Gratipay’s Team Takes

Ten years ago I conducted my own experiment with money and Open Source, in the context of a startup called Gittip at first, and later Gratipay. It was an early crowdfunding platform for Open Source projects. Our model for distributing funds within a project was called take-what-you-want (twyw).

Whereas typescript-eslint distributes funds based on a detailed, point-based accounting of contributions, members of teams on Gittip had direct access to a weekly budget. Only the individual could set their own take, but everyone could see what everyone else was taking. Individuals had full, immediate control over both sides of the equation: the effort they contributed to the project, and the money they withdrew. I concluded that, properly managed, twyw can be a fantastic way to optimize fairness in a high-trust environment without ruining intrinsic motivation. Liberapay, a fork of Gratipay, continues to offer a modified “team takes” implementation.

a screenshot of Gratipay's take-what-you-want interface

Assuming we are able to get funds flowing from Open Source consumers in the first place, the lowest-friction way to get paid fairly as an individual contributor will be to create valuable solo projects and sign up for platforms with weighted distribution algorithms. This might suffice to pay the rent for the most productive developers among us, but we need a richer ecosystem than that. We need multi-contributor projects involving many people with different skills, personalities, ambitions, and circumstances. Larger projects should continue to explore distribution methods including traditional hiring or contracting, contribution accounting, and take-what-you-want.

We Have Time to Get This Right

Unlocking corporate reciprocity for the gift of Open Source is hard. So is distributing funds to the right people, to fairly reward past contributions and best incentivize future value creation.

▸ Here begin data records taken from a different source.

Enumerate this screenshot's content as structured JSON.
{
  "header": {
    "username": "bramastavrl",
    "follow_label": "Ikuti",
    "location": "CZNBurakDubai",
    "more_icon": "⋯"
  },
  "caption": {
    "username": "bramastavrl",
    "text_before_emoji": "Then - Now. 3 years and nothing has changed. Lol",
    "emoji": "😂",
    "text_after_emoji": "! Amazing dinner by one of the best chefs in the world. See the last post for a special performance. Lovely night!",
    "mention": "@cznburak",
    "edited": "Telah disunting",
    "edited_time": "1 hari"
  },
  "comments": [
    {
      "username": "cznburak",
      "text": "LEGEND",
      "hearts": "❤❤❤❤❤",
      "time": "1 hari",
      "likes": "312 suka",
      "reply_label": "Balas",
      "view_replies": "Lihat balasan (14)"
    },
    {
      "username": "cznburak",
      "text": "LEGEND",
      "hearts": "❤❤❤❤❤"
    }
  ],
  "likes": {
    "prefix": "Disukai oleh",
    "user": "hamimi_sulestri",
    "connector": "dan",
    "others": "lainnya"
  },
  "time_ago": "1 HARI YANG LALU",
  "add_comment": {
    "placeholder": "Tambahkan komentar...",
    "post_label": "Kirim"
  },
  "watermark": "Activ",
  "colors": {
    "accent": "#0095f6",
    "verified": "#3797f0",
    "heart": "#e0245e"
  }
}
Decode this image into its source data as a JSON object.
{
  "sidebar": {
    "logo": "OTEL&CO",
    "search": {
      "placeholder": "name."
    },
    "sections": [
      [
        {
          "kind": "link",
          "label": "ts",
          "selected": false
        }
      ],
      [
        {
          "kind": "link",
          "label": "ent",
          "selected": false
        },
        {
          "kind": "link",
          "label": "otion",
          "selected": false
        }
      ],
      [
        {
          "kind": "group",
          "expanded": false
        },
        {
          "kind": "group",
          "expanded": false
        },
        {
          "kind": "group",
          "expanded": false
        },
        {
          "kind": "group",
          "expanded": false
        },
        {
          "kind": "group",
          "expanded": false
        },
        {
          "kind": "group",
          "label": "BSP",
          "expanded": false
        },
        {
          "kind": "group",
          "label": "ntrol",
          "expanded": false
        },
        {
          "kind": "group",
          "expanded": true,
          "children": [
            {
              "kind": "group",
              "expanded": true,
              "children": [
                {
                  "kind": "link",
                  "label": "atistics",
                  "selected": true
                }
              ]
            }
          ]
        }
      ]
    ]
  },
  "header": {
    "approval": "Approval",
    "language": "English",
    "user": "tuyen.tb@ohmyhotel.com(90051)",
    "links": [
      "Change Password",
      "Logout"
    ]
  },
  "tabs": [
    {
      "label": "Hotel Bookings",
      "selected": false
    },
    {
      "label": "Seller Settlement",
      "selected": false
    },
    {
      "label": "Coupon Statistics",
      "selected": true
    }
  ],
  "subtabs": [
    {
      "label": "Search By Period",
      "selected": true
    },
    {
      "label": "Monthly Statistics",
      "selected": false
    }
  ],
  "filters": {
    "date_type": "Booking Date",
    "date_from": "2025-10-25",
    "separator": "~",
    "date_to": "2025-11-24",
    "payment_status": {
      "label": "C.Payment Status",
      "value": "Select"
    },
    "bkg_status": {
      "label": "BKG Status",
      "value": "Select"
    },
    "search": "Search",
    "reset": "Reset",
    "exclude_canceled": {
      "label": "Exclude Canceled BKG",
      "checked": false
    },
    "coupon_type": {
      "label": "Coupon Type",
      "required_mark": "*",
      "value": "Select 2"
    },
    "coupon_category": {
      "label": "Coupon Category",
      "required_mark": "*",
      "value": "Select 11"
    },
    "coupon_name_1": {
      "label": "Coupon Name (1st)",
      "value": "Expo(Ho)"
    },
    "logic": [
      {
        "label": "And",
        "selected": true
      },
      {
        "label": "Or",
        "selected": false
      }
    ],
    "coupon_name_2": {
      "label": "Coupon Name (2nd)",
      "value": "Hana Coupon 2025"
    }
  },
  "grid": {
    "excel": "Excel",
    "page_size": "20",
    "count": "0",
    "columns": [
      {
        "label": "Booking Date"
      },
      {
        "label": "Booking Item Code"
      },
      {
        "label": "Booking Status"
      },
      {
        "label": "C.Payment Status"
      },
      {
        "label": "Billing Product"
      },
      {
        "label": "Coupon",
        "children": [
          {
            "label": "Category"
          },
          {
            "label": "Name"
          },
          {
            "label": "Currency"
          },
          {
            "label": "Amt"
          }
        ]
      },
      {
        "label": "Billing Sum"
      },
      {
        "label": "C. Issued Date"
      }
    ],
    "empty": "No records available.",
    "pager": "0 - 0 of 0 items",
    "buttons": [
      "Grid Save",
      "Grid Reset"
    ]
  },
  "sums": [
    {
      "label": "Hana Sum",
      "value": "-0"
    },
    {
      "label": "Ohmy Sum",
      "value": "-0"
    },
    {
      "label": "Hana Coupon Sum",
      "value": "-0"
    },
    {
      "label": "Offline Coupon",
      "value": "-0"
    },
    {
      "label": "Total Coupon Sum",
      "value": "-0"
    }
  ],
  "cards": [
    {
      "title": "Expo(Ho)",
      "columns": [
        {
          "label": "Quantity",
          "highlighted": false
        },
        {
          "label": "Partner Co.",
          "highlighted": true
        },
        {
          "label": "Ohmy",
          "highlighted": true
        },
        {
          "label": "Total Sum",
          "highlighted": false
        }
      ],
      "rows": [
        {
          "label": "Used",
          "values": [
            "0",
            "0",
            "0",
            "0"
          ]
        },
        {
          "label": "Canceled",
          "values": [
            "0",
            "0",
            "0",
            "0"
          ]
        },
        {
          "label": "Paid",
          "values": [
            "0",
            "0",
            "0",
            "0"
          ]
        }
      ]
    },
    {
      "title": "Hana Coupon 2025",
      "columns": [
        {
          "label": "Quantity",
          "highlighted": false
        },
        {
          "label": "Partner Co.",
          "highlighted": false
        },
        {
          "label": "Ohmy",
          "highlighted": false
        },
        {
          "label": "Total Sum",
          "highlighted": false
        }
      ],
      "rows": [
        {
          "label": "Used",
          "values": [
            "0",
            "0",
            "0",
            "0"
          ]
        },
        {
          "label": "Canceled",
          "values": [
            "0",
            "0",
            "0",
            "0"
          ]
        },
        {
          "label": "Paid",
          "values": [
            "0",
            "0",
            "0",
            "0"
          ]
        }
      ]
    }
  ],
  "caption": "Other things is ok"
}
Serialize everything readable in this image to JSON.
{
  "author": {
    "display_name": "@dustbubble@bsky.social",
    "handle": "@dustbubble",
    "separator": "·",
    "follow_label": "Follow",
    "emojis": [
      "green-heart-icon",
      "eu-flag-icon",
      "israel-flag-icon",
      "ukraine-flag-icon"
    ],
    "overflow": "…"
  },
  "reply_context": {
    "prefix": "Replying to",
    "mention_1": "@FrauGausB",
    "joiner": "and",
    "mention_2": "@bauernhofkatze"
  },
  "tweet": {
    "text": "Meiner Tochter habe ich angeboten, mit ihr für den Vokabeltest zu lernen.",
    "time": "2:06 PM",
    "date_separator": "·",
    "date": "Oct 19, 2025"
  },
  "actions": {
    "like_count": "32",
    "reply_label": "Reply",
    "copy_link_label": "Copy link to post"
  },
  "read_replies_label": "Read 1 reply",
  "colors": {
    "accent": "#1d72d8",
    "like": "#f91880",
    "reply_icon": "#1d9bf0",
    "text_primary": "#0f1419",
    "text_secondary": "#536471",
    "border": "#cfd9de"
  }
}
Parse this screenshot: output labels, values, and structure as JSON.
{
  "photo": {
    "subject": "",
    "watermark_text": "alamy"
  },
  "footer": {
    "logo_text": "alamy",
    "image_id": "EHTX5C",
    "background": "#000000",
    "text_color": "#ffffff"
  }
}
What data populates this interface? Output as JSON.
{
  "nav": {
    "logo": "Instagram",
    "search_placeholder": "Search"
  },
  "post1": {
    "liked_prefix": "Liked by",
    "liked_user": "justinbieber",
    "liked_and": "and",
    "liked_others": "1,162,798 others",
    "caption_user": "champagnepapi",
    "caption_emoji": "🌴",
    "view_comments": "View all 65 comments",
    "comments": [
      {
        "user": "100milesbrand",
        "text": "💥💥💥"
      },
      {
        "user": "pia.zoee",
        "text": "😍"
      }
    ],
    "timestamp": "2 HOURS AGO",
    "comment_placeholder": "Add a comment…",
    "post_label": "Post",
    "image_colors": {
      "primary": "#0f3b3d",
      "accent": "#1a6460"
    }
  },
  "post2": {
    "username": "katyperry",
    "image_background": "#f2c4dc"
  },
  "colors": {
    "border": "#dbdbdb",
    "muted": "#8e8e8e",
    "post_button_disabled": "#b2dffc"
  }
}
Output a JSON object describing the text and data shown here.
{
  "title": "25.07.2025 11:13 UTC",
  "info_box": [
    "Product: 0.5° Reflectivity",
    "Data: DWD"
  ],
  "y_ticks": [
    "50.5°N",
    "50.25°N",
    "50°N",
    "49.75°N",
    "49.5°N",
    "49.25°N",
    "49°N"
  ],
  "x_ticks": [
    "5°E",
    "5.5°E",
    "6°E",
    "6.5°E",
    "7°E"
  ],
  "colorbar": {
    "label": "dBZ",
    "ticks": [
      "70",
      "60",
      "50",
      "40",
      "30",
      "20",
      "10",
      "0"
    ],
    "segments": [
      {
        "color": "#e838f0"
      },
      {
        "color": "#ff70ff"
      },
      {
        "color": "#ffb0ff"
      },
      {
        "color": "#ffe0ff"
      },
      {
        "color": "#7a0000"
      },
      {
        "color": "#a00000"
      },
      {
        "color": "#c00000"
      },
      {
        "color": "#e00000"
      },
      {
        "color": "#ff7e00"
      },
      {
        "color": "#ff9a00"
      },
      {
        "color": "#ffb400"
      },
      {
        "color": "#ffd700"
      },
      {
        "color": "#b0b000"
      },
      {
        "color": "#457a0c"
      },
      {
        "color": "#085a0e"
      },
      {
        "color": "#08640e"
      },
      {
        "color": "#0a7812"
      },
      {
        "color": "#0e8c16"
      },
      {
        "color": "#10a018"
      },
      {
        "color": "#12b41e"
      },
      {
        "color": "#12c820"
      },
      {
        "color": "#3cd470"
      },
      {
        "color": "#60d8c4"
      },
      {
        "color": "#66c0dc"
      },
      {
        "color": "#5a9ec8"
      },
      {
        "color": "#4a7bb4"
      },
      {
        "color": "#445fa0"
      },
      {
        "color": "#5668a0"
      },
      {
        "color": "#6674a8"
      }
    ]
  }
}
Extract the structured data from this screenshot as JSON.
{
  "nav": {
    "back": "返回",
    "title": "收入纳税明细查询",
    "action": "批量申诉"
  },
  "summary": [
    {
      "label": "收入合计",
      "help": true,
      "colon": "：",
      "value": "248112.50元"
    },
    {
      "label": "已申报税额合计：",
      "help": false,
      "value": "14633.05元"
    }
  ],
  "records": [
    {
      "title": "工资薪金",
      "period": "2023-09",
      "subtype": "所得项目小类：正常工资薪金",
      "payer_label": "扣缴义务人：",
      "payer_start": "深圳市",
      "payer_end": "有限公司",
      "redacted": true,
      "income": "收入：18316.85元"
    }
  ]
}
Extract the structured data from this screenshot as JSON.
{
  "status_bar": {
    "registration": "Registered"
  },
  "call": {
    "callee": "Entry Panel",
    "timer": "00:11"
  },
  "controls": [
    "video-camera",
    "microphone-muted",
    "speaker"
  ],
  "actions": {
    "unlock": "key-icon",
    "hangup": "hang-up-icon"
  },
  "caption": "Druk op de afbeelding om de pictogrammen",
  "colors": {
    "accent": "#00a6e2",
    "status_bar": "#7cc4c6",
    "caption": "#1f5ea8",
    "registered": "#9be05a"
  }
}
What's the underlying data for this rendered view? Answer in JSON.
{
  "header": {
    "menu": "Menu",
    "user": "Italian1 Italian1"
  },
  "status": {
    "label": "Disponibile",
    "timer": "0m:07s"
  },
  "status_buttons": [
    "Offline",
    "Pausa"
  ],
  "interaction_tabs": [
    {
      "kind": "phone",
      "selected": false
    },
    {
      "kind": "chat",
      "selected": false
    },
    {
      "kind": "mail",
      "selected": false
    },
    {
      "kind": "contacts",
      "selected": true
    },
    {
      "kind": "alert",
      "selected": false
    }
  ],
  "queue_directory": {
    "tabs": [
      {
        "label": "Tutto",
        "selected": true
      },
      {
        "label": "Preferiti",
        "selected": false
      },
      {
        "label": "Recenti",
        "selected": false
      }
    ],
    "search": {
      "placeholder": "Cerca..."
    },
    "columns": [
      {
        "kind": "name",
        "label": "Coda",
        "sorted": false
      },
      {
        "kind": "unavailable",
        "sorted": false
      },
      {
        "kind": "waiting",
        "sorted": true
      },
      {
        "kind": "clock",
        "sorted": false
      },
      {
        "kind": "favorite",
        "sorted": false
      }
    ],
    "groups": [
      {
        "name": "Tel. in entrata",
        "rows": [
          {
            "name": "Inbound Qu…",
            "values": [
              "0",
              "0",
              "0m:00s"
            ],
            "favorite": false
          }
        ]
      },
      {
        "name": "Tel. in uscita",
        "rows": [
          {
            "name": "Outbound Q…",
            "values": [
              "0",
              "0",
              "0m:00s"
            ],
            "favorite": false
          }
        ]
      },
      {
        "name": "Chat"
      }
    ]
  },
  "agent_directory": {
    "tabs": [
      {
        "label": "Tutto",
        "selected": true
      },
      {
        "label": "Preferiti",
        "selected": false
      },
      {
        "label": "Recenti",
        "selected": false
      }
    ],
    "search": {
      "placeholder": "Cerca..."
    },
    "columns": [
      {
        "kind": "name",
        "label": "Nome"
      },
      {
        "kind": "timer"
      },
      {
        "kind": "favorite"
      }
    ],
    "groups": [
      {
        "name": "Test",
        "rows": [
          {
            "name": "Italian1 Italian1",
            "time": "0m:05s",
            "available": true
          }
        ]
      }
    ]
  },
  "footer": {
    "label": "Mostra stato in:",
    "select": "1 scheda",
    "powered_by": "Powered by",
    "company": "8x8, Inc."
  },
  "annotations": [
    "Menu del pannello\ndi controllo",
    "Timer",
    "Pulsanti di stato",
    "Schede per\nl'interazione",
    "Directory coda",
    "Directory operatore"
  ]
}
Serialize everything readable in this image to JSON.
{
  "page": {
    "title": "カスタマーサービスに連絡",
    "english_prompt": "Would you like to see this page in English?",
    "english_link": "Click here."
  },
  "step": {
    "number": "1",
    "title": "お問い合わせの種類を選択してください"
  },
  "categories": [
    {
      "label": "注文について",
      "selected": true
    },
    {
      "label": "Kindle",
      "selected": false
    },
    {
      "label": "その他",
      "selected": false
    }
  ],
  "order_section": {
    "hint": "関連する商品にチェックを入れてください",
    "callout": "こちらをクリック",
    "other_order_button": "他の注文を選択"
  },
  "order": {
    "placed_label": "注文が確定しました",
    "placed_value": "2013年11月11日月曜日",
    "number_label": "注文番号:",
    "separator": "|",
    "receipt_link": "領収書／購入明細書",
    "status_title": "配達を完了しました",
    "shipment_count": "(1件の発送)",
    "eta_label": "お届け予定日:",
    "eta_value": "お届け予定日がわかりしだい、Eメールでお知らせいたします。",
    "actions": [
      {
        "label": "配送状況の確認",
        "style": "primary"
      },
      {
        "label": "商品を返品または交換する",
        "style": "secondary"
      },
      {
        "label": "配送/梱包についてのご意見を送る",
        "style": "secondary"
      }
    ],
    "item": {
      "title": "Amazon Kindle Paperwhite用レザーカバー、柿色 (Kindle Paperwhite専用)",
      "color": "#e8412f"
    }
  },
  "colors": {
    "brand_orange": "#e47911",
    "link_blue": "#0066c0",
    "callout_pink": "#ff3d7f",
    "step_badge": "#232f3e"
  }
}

Corporate consumers connect to individual producers through a complex web of intermediaries involved in the flow of funds. As efforts such as the Open Source Pledge, Sovereign Tech Agency, and Open Source Endowment increase the volume of funds through this system, we need to iterate on the producer side to keep pace. We need to develop solid, trustworthy abstractions to streamline the process for companies paying in, and we need to build transparent, participatory algorithms and governance models for individuals to access funds in line with their contributions and with minimal friction.

The good news is that we have time. Unlocking orders of magnitude more funding is the work of years, and will develop together with forward-thinking leaders building platforms and projects capable of handling the responsibility of a significant budget increase. Together we have a generational opportunity to put Open Source on a firm gift-economic footing, in harmony with its essential nature while gracefully interfacing with the global market economy.